This is especially true for higher-risk activities. If someone is about to go skydiving, a polished, branded waiver form signals professionalism. A plain white form with Times New Roman signals “we threw this together last week.”

Building your waiver form step by step

Here’s a practical walkthrough for putting your form together using an online form builder.

Three-page waiver form structure showing participant details, risks, and signature

1. Start with the right tool

Pick a form builder that gives you enough flexibility for a legal document. You need multi-page support, a variety of field types (text inputs, date pickers, checkboxes, long text areas for legal clauses), and the ability to customize the design.

Fomr’s guest editor lets you start building immediately without creating an account, which is handy if you want to prototype your waiver before committing to a platform.

2. Set up your pages

Create separate pages for each logical section:

  • Page 1: Participant details — Name, date of birth, email, phone, emergency contact
  • Page 2: Activity and risks — Description of the activity, list of inherent risks, any medical disclosure questions
  • Page 3: Waiver agreement and signature — The legal release text, acknowledgment checkbox, electronic signature, date

This structure mirrors what participants expect from a waiver. It also makes the form feel manageable rather than intimidating.

3. Write your content

Drop in the legal language your attorney provided. For the non-legal sections (participant info, emergency contact), keep labels simple and direct. “Full legal name” not “Please enter your full legal name as it appears on your government-issued identification.”

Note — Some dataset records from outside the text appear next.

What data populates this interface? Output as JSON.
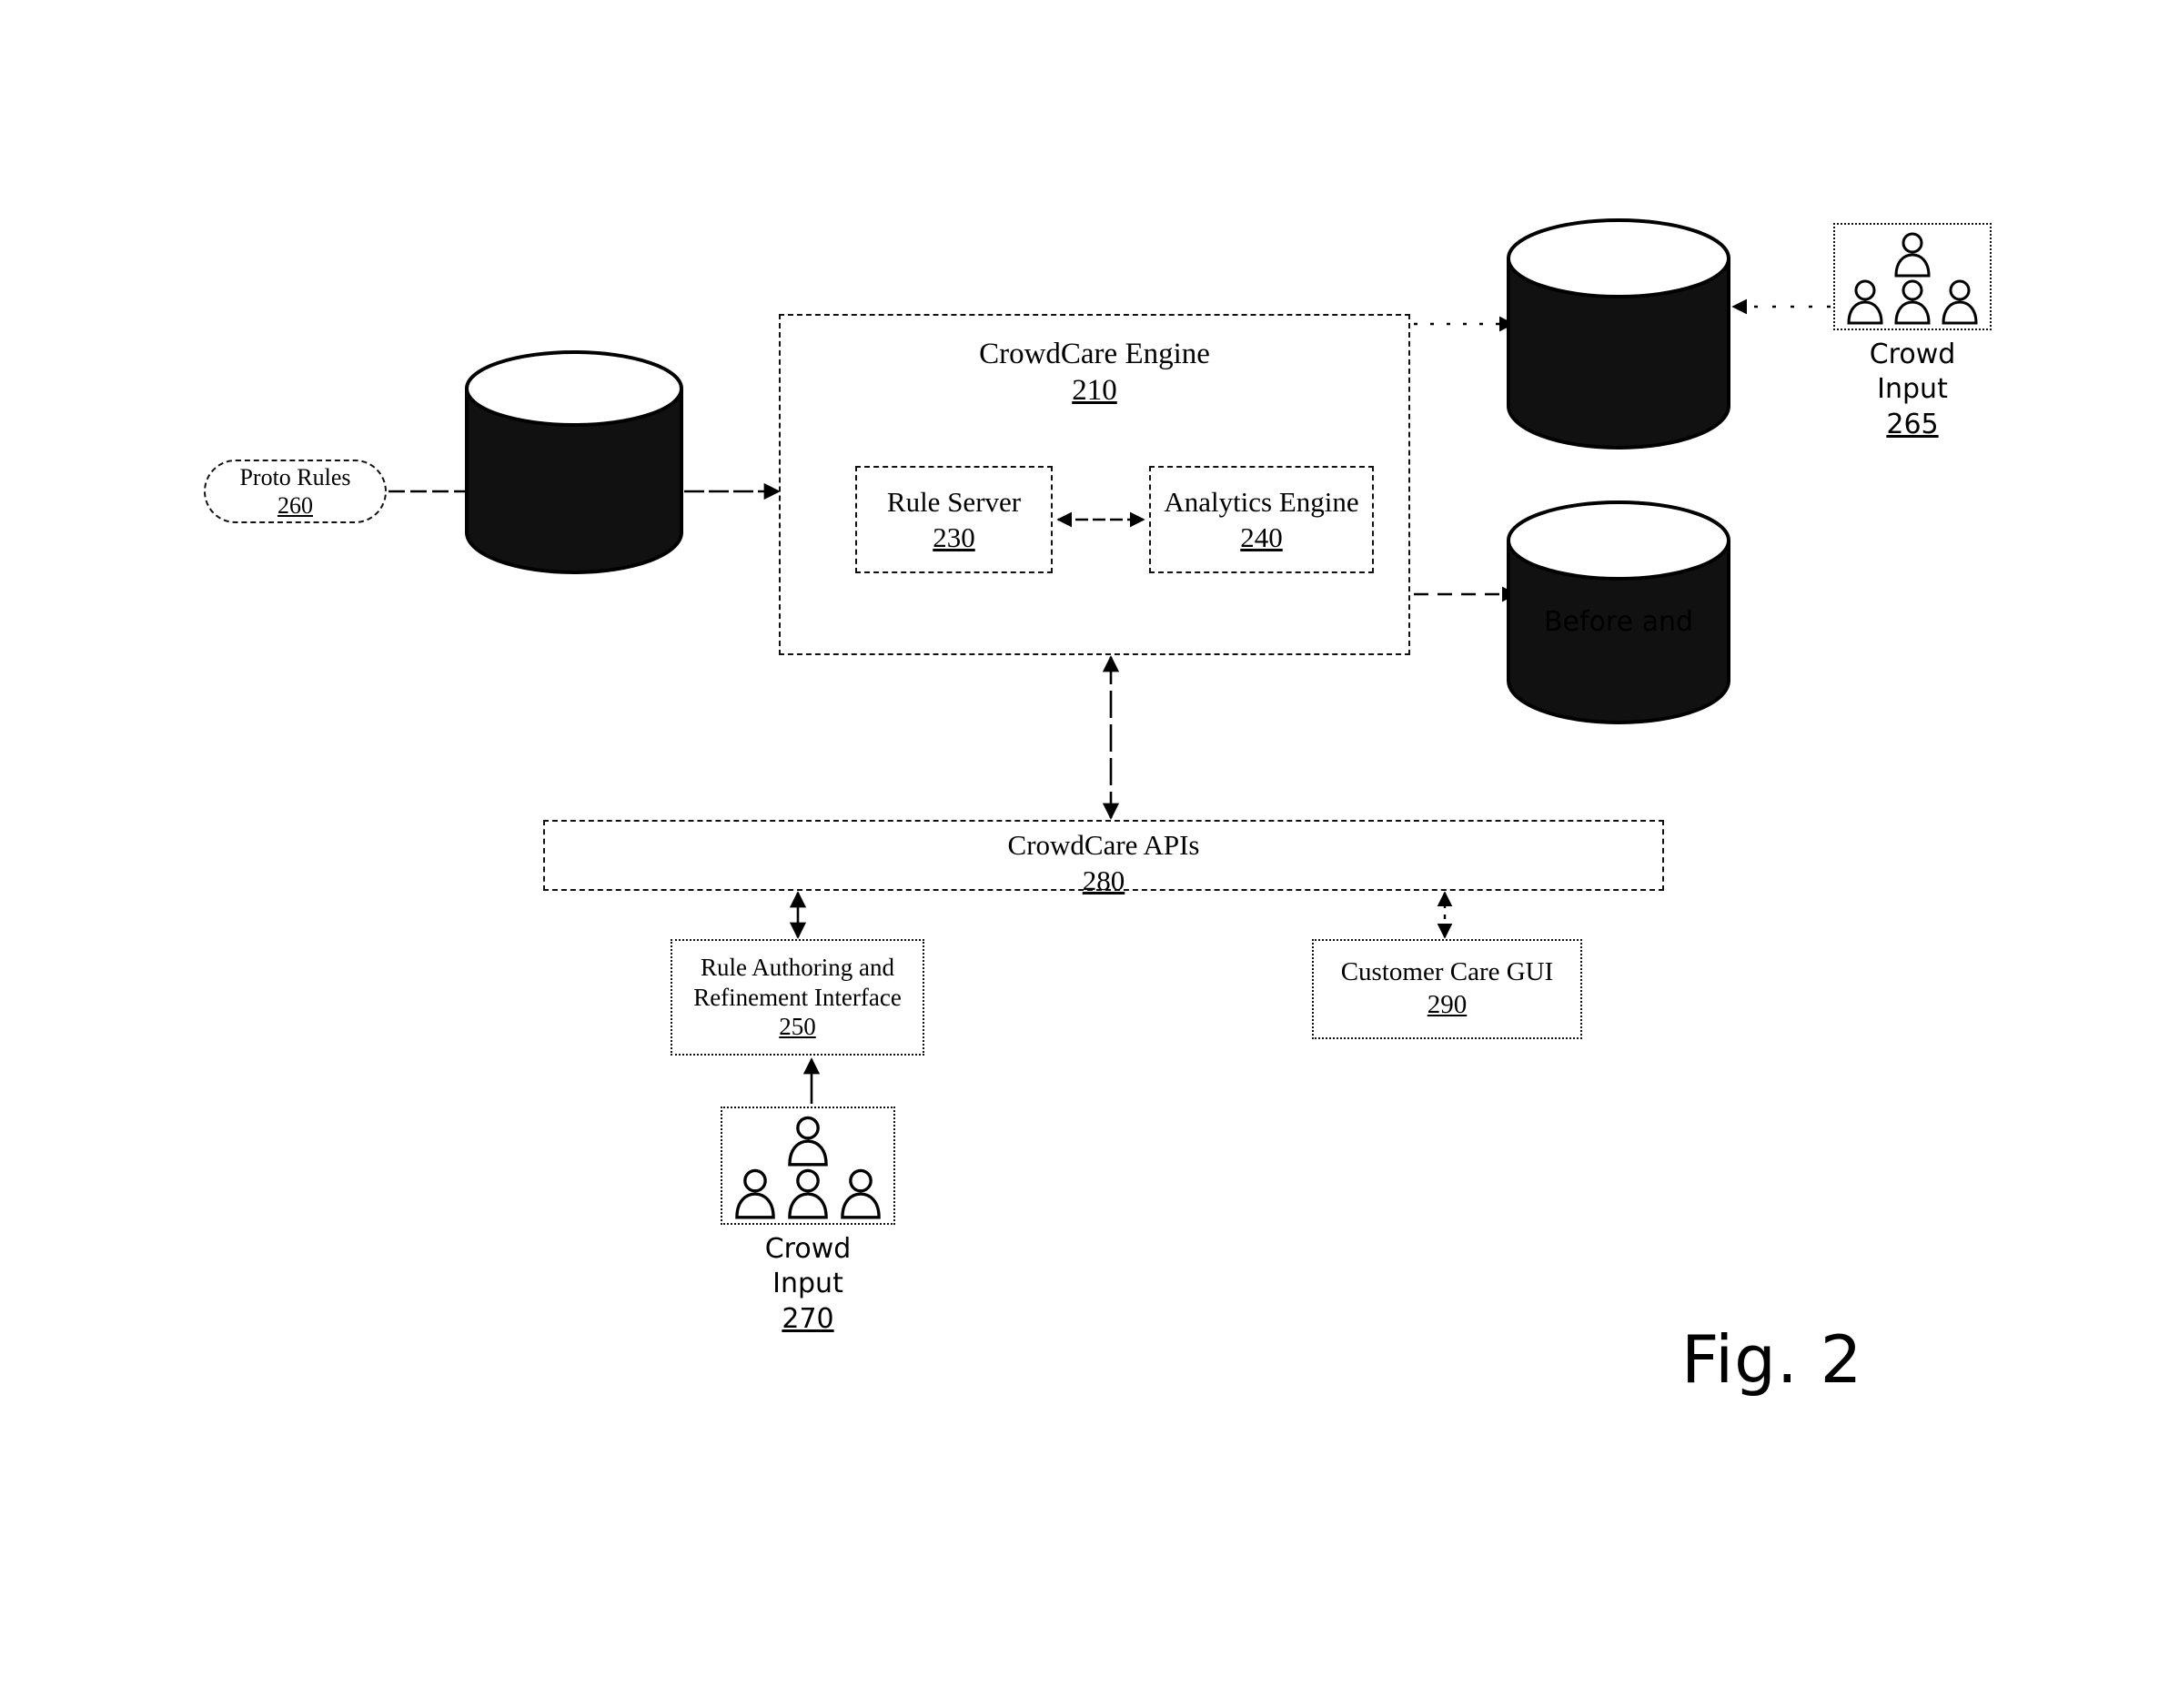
{
  "figure": {
    "label": "Fig. 2",
    "title": "CrowdCare system architecture diagram"
  },
  "nodes": {
    "proto_rules": {
      "label": "Proto Rules",
      "ref": "260",
      "shape": "rounded-pill"
    },
    "proto_rules_store": {
      "label": "",
      "shape": "cylinder"
    },
    "engine": {
      "label": "CrowdCare Engine",
      "ref": "210",
      "shape": "dashed-box"
    },
    "rule_server": {
      "label": "Rule Server",
      "ref": "230",
      "shape": "dashed-box"
    },
    "analytics_engine": {
      "label": "Analytics Engine",
      "ref": "240",
      "shape": "dashed-box"
    },
    "crowd_store": {
      "label": "",
      "shape": "cylinder"
    },
    "before_after_store": {
      "label": "Before and",
      "shape": "cylinder"
    },
    "crowd_input_265": {
      "label_line1": "Crowd",
      "label_line2": "Input",
      "ref": "265",
      "icon": "crowd-people-icon"
    },
    "apis": {
      "label": "CrowdCare APIs",
      "ref": "280",
      "shape": "dashed-bar"
    },
    "authoring": {
      "label_line1": "Rule Authoring and",
      "label_line2": "Refinement Interface",
      "ref": "250",
      "shape": "dashed-box"
    },
    "care_gui": {
      "label": "Customer Care GUI",
      "ref": "290",
      "shape": "dashed-box"
    },
    "crowd_input_270": {
      "label_line1": "Crowd",
      "label_line2": "Input",
      "ref": "270",
      "icon": "crowd-people-icon"
    }
  },
  "colors": {
    "ink": "#000000",
    "paper": "#ffffff",
    "cylinder_fill": "#111111"
  }
}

Add helper text under complex fields where it helps. A note like “List any medical conditions that may affect your ability to participate safely” under the medical disclosure field gives people clear guidance.

4. Add the signature

Use a checkbox field with text like “I have read and understand this waiver, and I voluntarily agree to its terms.” Pair it with a date field that auto-fills with the current date if your form builder supports it.

Some form builders offer actual signature drawing fields. These look more official, but a checkbox acknowledgment is legally sufficient in most cases. Again, confirm with your attorney.

5. Style and test

Apply your branding. Test the form on your phone, a tablet, and a desktop. Have someone unfamiliar with the waiver complete it and time how long it takes. If it takes more than three or four minutes, look for ways to trim.

How to share your digital waiver form

Building the form is half the job. Getting it in front of participants at the right moment is the other half.

QR codes at your location

Print a QR code and display it at your front desk, check-in area, or entrance. Participants scan it with their phone, fill out the waiver on the spot, and you have a digital record instantly. No clipboards, no pens, no paper jams.

This works especially well for walk-in businesses like gyms, trampoline parks, and rental shops. The QR code can link directly to your waiver form, and the whole process takes a couple of minutes.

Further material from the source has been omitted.